The Constitutional Court has dismissed an appeal relating to a drawn-out case regarding control of some parts of the Hartbeespoort Dam and its surrounding areas.

It upheld previous judgments by the Supreme Court of Appeal (SCA) in October 2020 and the Gauteng High Court in May 2019.

The dam is the central attraction in the Hartbeespoort area, which is a popular holiday and weekend destination.

The Department of Water and Sanitation (DWS) said in a statement on Thursday that "this landmark ruling is a turning point since it grants the department and other respondents the rights to manage Hartbeespoort, which is a tourist attraction and the dam itself, which is supplied by the Crocodile River as its main source of water".

The appeal concerned claims of servitudal rights for free access over a narrow strip of land on the eastern bank of the dam, between the waterline and the boundaries of the adjacent properties. It is commonly known as "the foreshore". The appellants were Kingsley Seale, Ontspan Beleggings, HI Frank Components and Schoemansville Oewerklub. They own properties adjacent to - or in close proximity of - this foreshore of the dam.
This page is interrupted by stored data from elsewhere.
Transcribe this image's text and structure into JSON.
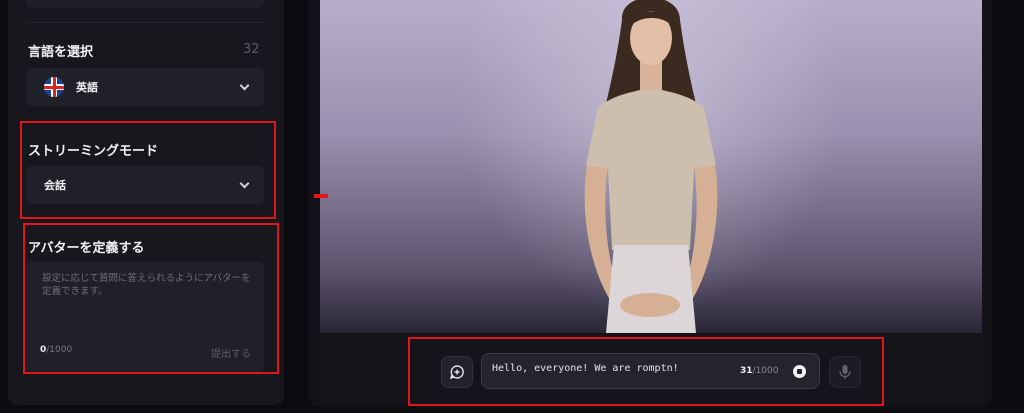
{
  "sidebar": {
    "language": {
      "title": "言語を選択",
      "count": "32",
      "selected": "英語",
      "flag_icon": "uk-flag-icon"
    },
    "streaming": {
      "title": "ストリーミングモード",
      "selected": "会話"
    },
    "avatar": {
      "title": "アバターを定義する",
      "placeholder": "設定に応じて質問に答えられるようにアバターを定義できます。",
      "count_current": "0",
      "count_max": "/1000",
      "submit_label": "提出する"
    }
  },
  "chat": {
    "input_value": "Hello, everyone! We are romptn!",
    "count_current": "31",
    "count_max": "/1000",
    "add_icon": "add-chat-icon",
    "mic_icon": "microphone-icon",
    "stop_icon": "stop-icon"
  },
  "colors": {
    "highlight": "#e0161b",
    "panel": "#17171d",
    "field": "#202028"
  }
}
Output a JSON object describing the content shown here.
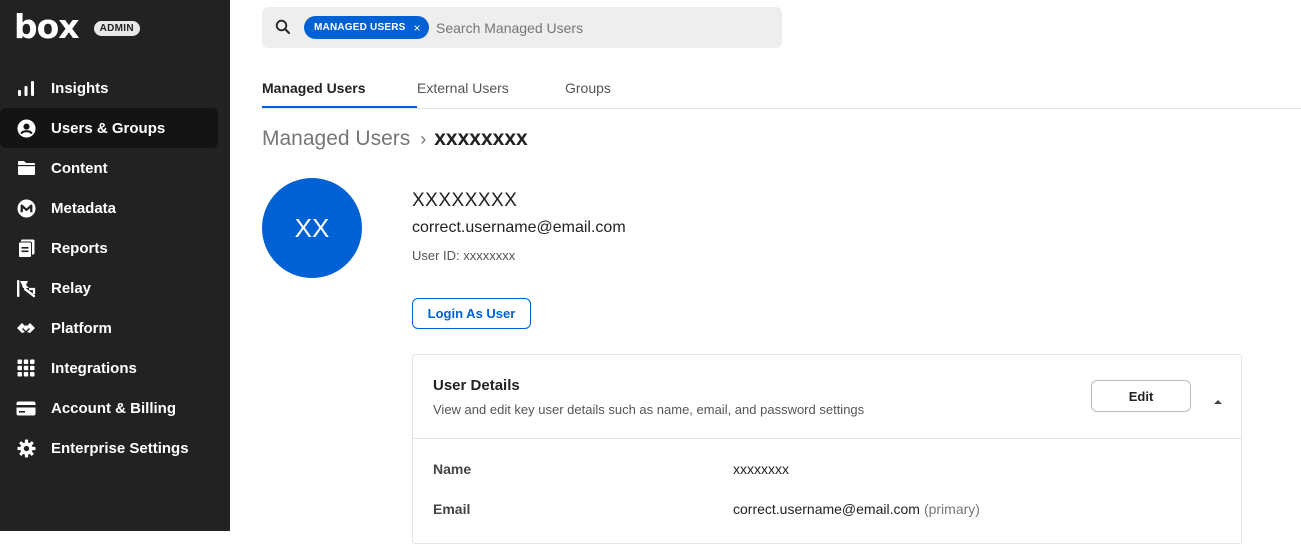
{
  "brand": {
    "logo_text": "box",
    "badge": "ADMIN"
  },
  "sidebar": {
    "items": [
      {
        "label": "Insights",
        "icon": "bar-chart-icon",
        "active": false
      },
      {
        "label": "Users & Groups",
        "icon": "user-circle-icon",
        "active": true
      },
      {
        "label": "Content",
        "icon": "folder-icon",
        "active": false
      },
      {
        "label": "Metadata",
        "icon": "metadata-icon",
        "active": false
      },
      {
        "label": "Reports",
        "icon": "reports-icon",
        "active": false
      },
      {
        "label": "Relay",
        "icon": "relay-icon",
        "active": false
      },
      {
        "label": "Platform",
        "icon": "platform-icon",
        "active": false
      },
      {
        "label": "Integrations",
        "icon": "grid-icon",
        "active": false
      },
      {
        "label": "Account & Billing",
        "icon": "credit-card-icon",
        "active": false
      },
      {
        "label": "Enterprise Settings",
        "icon": "gear-icon",
        "active": false
      }
    ]
  },
  "search": {
    "filter_pill": "MANAGED USERS",
    "pill_close": "×",
    "placeholder": "Search Managed Users",
    "value": ""
  },
  "tabs": [
    {
      "label": "Managed Users",
      "active": true
    },
    {
      "label": "External Users",
      "active": false
    },
    {
      "label": "Groups",
      "active": false
    }
  ],
  "breadcrumb": {
    "root": "Managed Users",
    "separator": "›",
    "current": "xxxxxxxx"
  },
  "user": {
    "initials": "XX",
    "name": "XXXXXXXX",
    "email": "correct.username@email.com",
    "user_id": "User ID: xxxxxxxx",
    "login_button": "Login As User"
  },
  "user_details": {
    "title": "User Details",
    "subtitle": "View and edit key user details such as name, email, and password settings",
    "edit_button": "Edit",
    "rows": [
      {
        "label": "Name",
        "value": "xxxxxxxx",
        "note": ""
      },
      {
        "label": "Email",
        "value": "correct.username@email.com",
        "note": "(primary)"
      }
    ]
  },
  "colors": {
    "sidebar_bg": "#222222",
    "accent": "#0061d5",
    "active_item_bg": "#141414"
  }
}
Seale is also a director of Ontspan and HI Frank Components. The fourth appellant, Schoemansville Oewerklub, is a voluntary association of which the majority of members are registered owners of erven in Schoemansville. 

The respondents were the DWS, the Department of Public Works, the Transvaal Yacht Club and the Registrar of Deeds (Pretoria). One of the principal purposes of the appellants' application was to limit the Transvaal Yacht Club to the use of the foreshore in front of its property.

The appellants wanted the court to declare them as having servitudal rights and to enforce their claim. The minister of water and sanitation opposed the application on behalf of the State. The Transvaal Yacht Club, which owns property adjacent to the foreshore, also opposed the application.

The SCA previously ruled that the dam was built by the government of the Union of South Africa during the early part of the previous century. Its legal successor is the national government of the Republic of South Africa, which owns the foreshore. The court found that the appellants did not show the acquisition of certain servitudes by prescription.